Free, Standard, Premium
Like most games, paying players receive large benefits including faster experience rates, faster skill gain, and even additional gold and item loot off monsters. There are several premium options available in Nodiatis with the most common one being upgrading to a ‘standard’ account which costs $5/month. The text describing the benefits of a paid account are even cheeky enough to say ‘That’s $5 per month, compare that to console games that cost $60 and last 2 weeks on average!’ There is even a ‘premium’ account which costs an additional $50 for 16 weeks of ‘premium’ access. But the most hilarious part is a $55 permanent ‘grinder upgrade’ which makes it even easier to gain experience and gold. Add these up and you’re well over the cost of a console game, aren’t you Nodiatis?
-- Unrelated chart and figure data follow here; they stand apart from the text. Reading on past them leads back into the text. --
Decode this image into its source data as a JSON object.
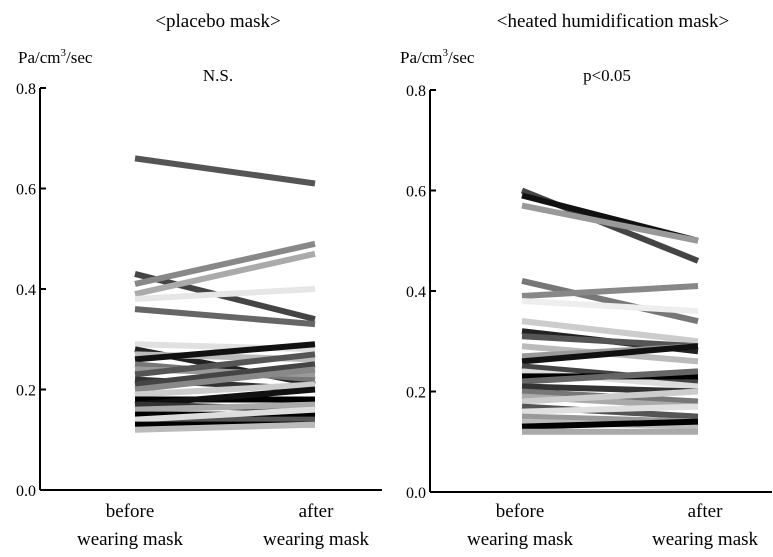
{
  "chart_data": [
    {
      "type": "line",
      "title": "<placebo mask>",
      "annotation": "N.S.",
      "ylabel": "Pa/cm",
      "ylabel_sup": "3",
      "ylabel_suffix": "/sec",
      "categories": [
        "before wearing mask",
        "after wearing mask"
      ],
      "category_lines": [
        [
          "before",
          "wearing mask"
        ],
        [
          "after",
          "wearing mask"
        ]
      ],
      "ylim": [
        0.0,
        0.8
      ],
      "yticks": [
        "0.0",
        "0.2",
        "0.4",
        "0.6",
        "0.8"
      ],
      "series": [
        {
          "values": [
            0.66,
            0.61
          ],
          "color": "#555555"
        },
        {
          "values": [
            0.43,
            0.34
          ],
          "color": "#444444"
        },
        {
          "values": [
            0.41,
            0.49
          ],
          "color": "#888888"
        },
        {
          "values": [
            0.39,
            0.47
          ],
          "color": "#aaaaaa"
        },
        {
          "values": [
            0.38,
            0.4
          ],
          "color": "#e6e6e6"
        },
        {
          "values": [
            0.36,
            0.33
          ],
          "color": "#666666"
        },
        {
          "values": [
            0.29,
            0.28
          ],
          "color": "#e0e0e0"
        },
        {
          "values": [
            0.28,
            0.21
          ],
          "color": "#222222"
        },
        {
          "values": [
            0.27,
            0.26
          ],
          "color": "#bbbbbb"
        },
        {
          "values": [
            0.26,
            0.29
          ],
          "color": "#111111"
        },
        {
          "values": [
            0.25,
            0.22
          ],
          "color": "#777777"
        },
        {
          "values": [
            0.24,
            0.23
          ],
          "color": "#999999"
        },
        {
          "values": [
            0.23,
            0.27
          ],
          "color": "#555555"
        },
        {
          "values": [
            0.22,
            0.2
          ],
          "color": "#333333"
        },
        {
          "values": [
            0.21,
            0.25
          ],
          "color": "#444444"
        },
        {
          "values": [
            0.2,
            0.24
          ],
          "color": "#888888"
        },
        {
          "values": [
            0.19,
            0.21
          ],
          "color": "#cccccc"
        },
        {
          "values": [
            0.18,
            0.18
          ],
          "color": "#000000"
        },
        {
          "values": [
            0.17,
            0.2
          ],
          "color": "#111111"
        },
        {
          "values": [
            0.17,
            0.16
          ],
          "color": "#333333"
        },
        {
          "values": [
            0.16,
            0.17
          ],
          "color": "#aaaaaa"
        },
        {
          "values": [
            0.15,
            0.15
          ],
          "color": "#000000"
        },
        {
          "values": [
            0.14,
            0.14
          ],
          "color": "#555555"
        },
        {
          "values": [
            0.14,
            0.16
          ],
          "color": "#dddddd"
        },
        {
          "values": [
            0.13,
            0.13
          ],
          "color": "#000000"
        },
        {
          "values": [
            0.12,
            0.13
          ],
          "color": "#bbbbbb"
        }
      ]
    },
    {
      "type": "line",
      "title": "<heated humidification mask>",
      "annotation": "p<0.05",
      "ylabel": "Pa/cm",
      "ylabel_sup": "3",
      "ylabel_suffix": "/sec",
      "categories": [
        "before wearing mask",
        "after wearing mask"
      ],
      "category_lines": [
        [
          "before",
          "wearing mask"
        ],
        [
          "after",
          "wearing mask"
        ]
      ],
      "ylim": [
        0.0,
        0.8
      ],
      "yticks": [
        "0.0",
        "0.2",
        "0.4",
        "0.6",
        "0.8"
      ],
      "series": [
        {
          "values": [
            0.6,
            0.46
          ],
          "color": "#444444"
        },
        {
          "values": [
            0.59,
            0.5
          ],
          "color": "#111111"
        },
        {
          "values": [
            0.57,
            0.5
          ],
          "color": "#999999"
        },
        {
          "values": [
            0.42,
            0.34
          ],
          "color": "#777777"
        },
        {
          "values": [
            0.39,
            0.41
          ],
          "color": "#888888"
        },
        {
          "values": [
            0.38,
            0.36
          ],
          "color": "#eeeeee"
        },
        {
          "values": [
            0.34,
            0.3
          ],
          "color": "#cccccc"
        },
        {
          "values": [
            0.32,
            0.28
          ],
          "color": "#222222"
        },
        {
          "values": [
            0.31,
            0.29
          ],
          "color": "#555555"
        },
        {
          "values": [
            0.29,
            0.26
          ],
          "color": "#bbbbbb"
        },
        {
          "values": [
            0.27,
            0.29
          ],
          "color": "#999999"
        },
        {
          "values": [
            0.26,
            0.29
          ],
          "color": "#111111"
        },
        {
          "values": [
            0.25,
            0.22
          ],
          "color": "#444444"
        },
        {
          "values": [
            0.24,
            0.21
          ],
          "color": "#dddddd"
        },
        {
          "values": [
            0.23,
            0.23
          ],
          "color": "#000000"
        },
        {
          "values": [
            0.22,
            0.24
          ],
          "color": "#666666"
        },
        {
          "values": [
            0.21,
            0.2
          ],
          "color": "#333333"
        },
        {
          "values": [
            0.2,
            0.18
          ],
          "color": "#777777"
        },
        {
          "values": [
            0.19,
            0.17
          ],
          "color": "#aaaaaa"
        },
        {
          "values": [
            0.18,
            0.2
          ],
          "color": "#cccccc"
        },
        {
          "values": [
            0.17,
            0.15
          ],
          "color": "#555555"
        },
        {
          "values": [
            0.16,
            0.17
          ],
          "color": "#e0e0e0"
        },
        {
          "values": [
            0.15,
            0.14
          ],
          "color": "#999999"
        },
        {
          "values": [
            0.14,
            0.13
          ],
          "color": "#bbbbbb"
        },
        {
          "values": [
            0.13,
            0.14
          ],
          "color": "#000000"
        },
        {
          "values": [
            0.12,
            0.12
          ],
          "color": "#aaaaaa"
        }
      ]
    }
  ]
}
My advice as always is to try the game for free all the way up until you’ve gotten as far as possible without paying. If you’re still playing the game at that point than go ahead and pay since you’ve found something worth your cash.
Final Verdict: Good
Nodiatis offers a classic fantasy experience with plenty of classes and a detailed skill system all available for free on your browser. For players seeking a deeper fantasy role playing experience but unable or unwilling to download a client MMORPG, Nodiatis is definitely worth a closer look. But be warned, the slow paced gameplay and bare bone visuals make the game difficult to pierce.